I was exaggerating about the comparative size of my apartment to his laundry, but now as I slowly do a three-hundred and sixty degree turn to take in my surroundings, the contrast seems even more absurd.

Something of my discomfort must show on my face because Ted’s expression morphs into concern. That’s becoming a pattern with us already, and I can’t help but feel that maybe it’s a sign that pursuing a relationship with him isn’t a good idea after all.

Before he can question me, I blurt, “I’m sorry. Your home is gorgeous. It’s just…” I exhale. “Intimidating?”

His handsome face flickers with disappointment and something that looks almost like regret before he schools it into something more sheepish and lighthearted. He scratches the back of his neck and gestures wildly around us. “It needed a lot of work when I bought it, and I did much of that myself. It was a project. I like to keep myself busy.”

The last sentence has weight behind it that I can’t interpret, but I look around again, trying to gauge just what kind of manual labor he’s put into it. As much as I don’t try to stereotype, I highly doubt he made any structural changes himself. Or electrical or plumbing. Unless he counts hiring people to do it for him as doing it himself? But he’s not like that. Or, at least, he hasn’t come off that way in the week I’ve known him.

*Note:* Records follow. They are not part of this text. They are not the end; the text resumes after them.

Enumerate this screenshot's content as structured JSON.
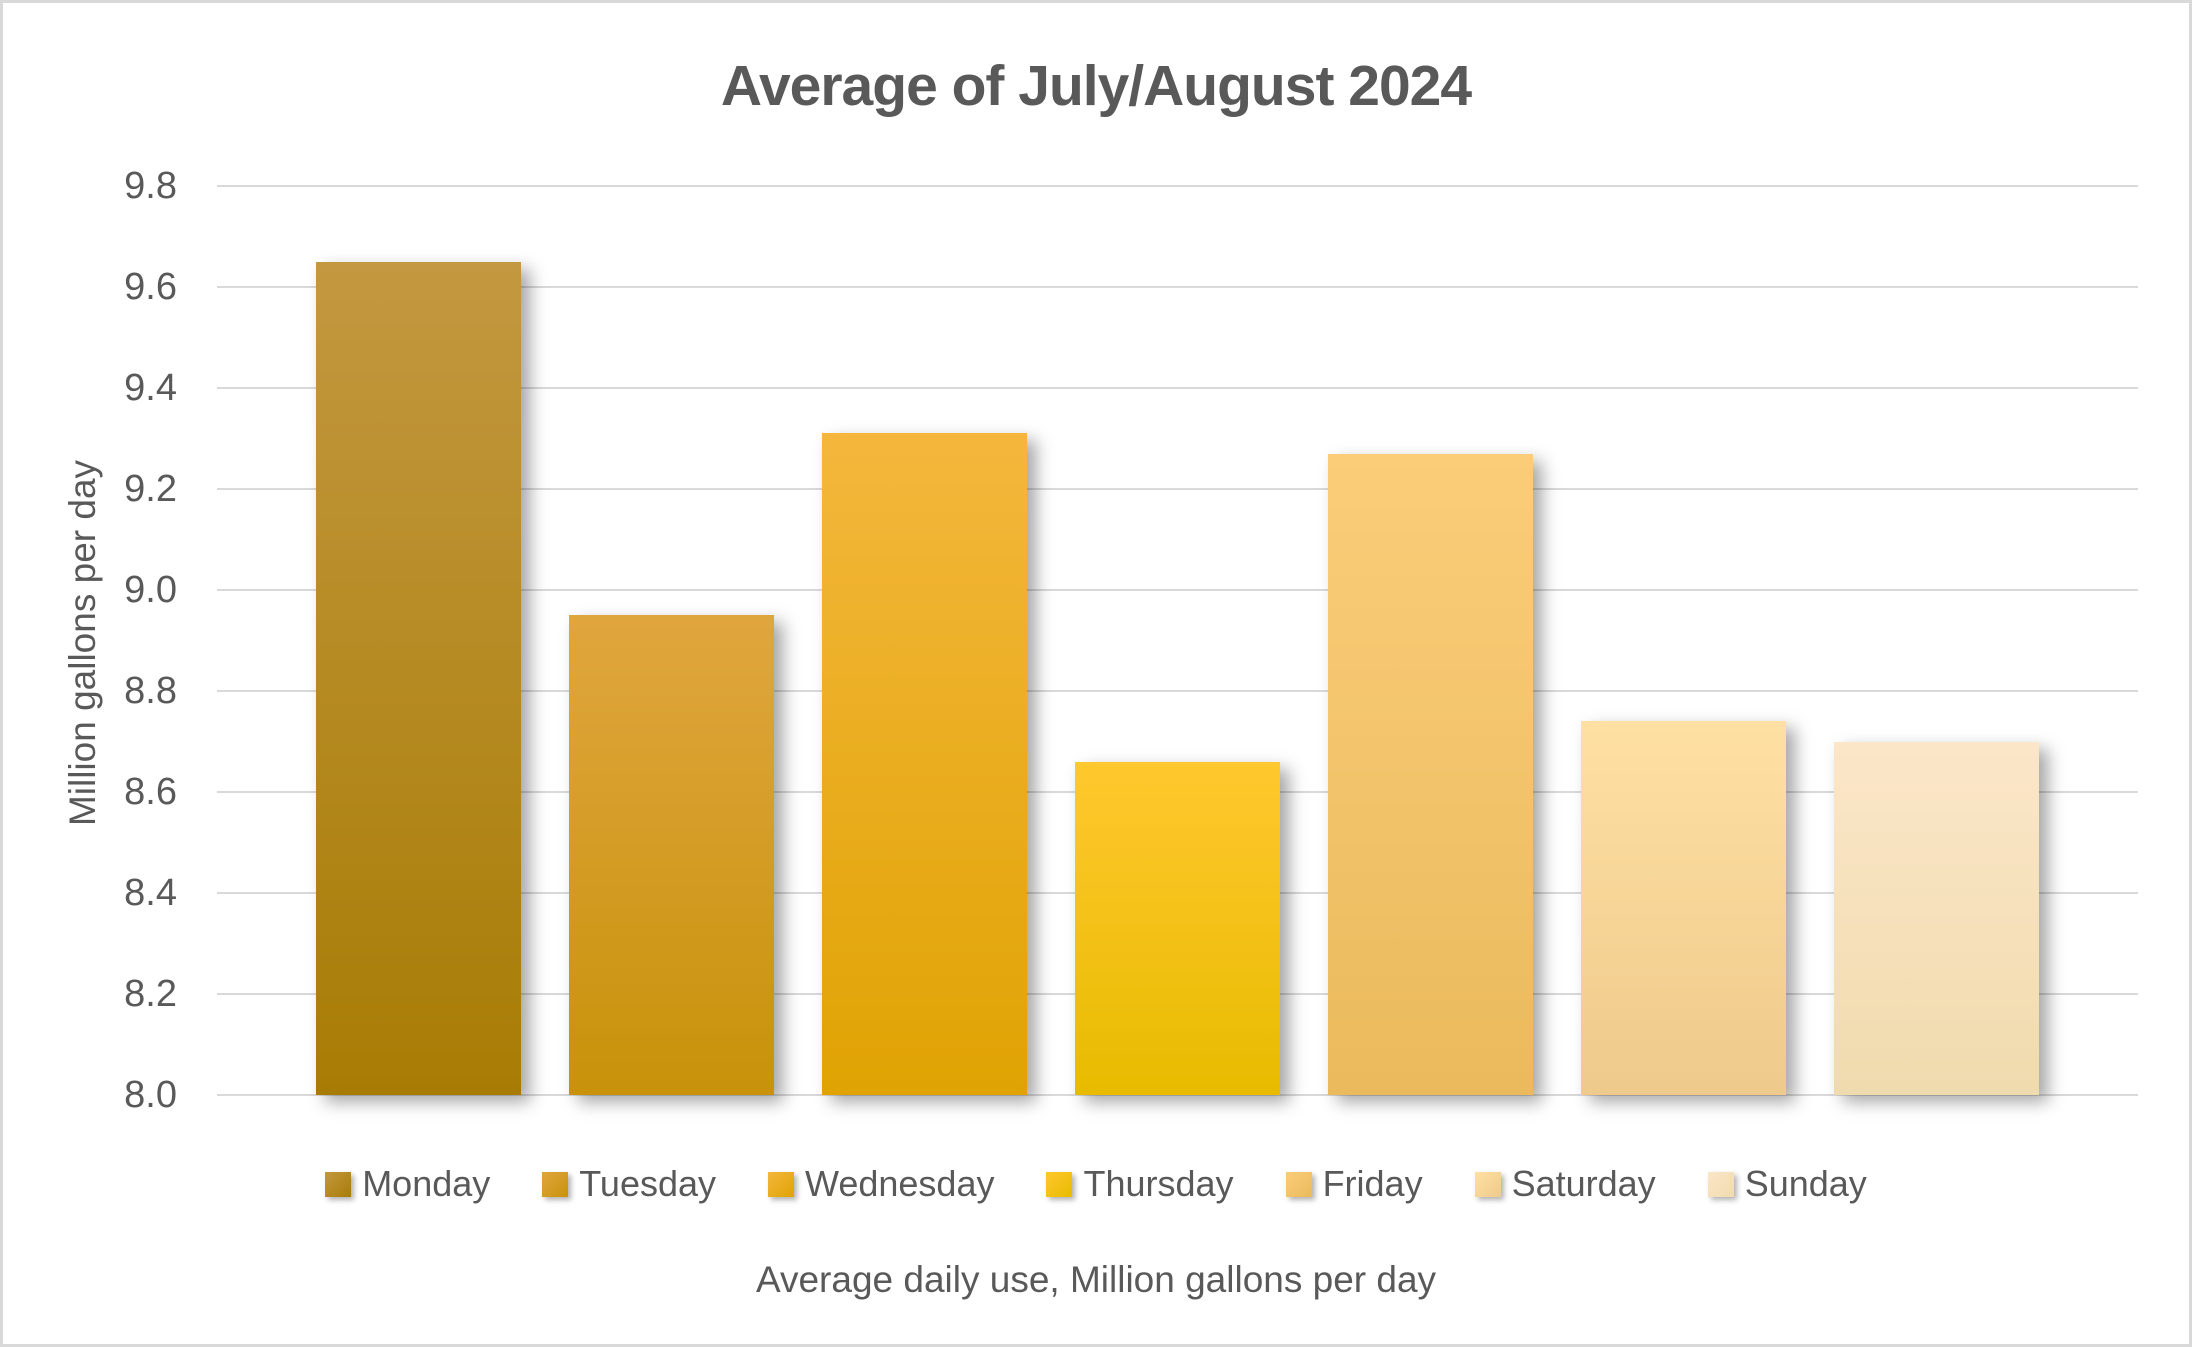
{
  "frame": {
    "border_color": "#D9D9D9",
    "background_color": "#FFFFFF",
    "grid_color": "#D9D9D9",
    "text_color": "#595959"
  },
  "chart_data": {
    "type": "bar",
    "title": "Average of July/August 2024",
    "ylabel": "Million gallons per day",
    "xlabel": "Average daily use, Million gallons per day",
    "ylim": [
      8.0,
      9.8
    ],
    "ytick_step": 0.2,
    "yticks": [
      "8.0",
      "8.2",
      "8.4",
      "8.6",
      "8.8",
      "9.0",
      "9.2",
      "9.4",
      "9.6",
      "9.8"
    ],
    "grid": "horizontal",
    "legend_position": "bottom",
    "categories": [
      "Monday",
      "Tuesday",
      "Wednesday",
      "Thursday",
      "Friday",
      "Saturday",
      "Sunday"
    ],
    "values": [
      9.65,
      8.95,
      9.31,
      8.66,
      9.27,
      8.74,
      8.7
    ],
    "bar_colors": [
      {
        "name": "Monday",
        "top": "#C39840",
        "bottom": "#A87C04"
      },
      {
        "name": "Tuesday",
        "top": "#E0A63E",
        "bottom": "#C8920A"
      },
      {
        "name": "Wednesday",
        "top": "#F4B73C",
        "bottom": "#E0A303"
      },
      {
        "name": "Thursday",
        "top": "#FFC82E",
        "bottom": "#E8BB00"
      },
      {
        "name": "Friday",
        "top": "#FBCD79",
        "bottom": "#EABA5C"
      },
      {
        "name": "Saturday",
        "top": "#FFE0A3",
        "bottom": "#EECA8C"
      },
      {
        "name": "Sunday",
        "top": "#FBE6C8",
        "bottom": "#F0DBAE"
      }
    ]
  }
}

As if reading my mind, Ted starts pointing at the walls, “I tore off the old, peeling wallpaper and painted it all myself.” He pauses, then rolls his eyes with a playful air. “Alright, sometimes the guys came over to help. Anyway,” he points to the floors, “some moron had tiled over the hardwood, so pulling them up, then sanding, staining, lacquering and polishing the floors happened, too. Then there was a lot of minor stuff, just little repairs here and there, and I got contractors in to redo the kitchen, laundry and bathrooms, and the re-carpeting. It took almost a year to get it looking this way.”

“Wow,” this time when I say the word, it’s with more awe than abject horror. “That’s…intense.”

“Like I said, I like to keep busy.”

I want to probe into that, but there’s a guardedness to him that prevents me from doing so. I figure we all have our hang-ups and baggage, and it’s probably not the sort of thing to be delving into on a first date. Or would this be our second, if you count the wedding?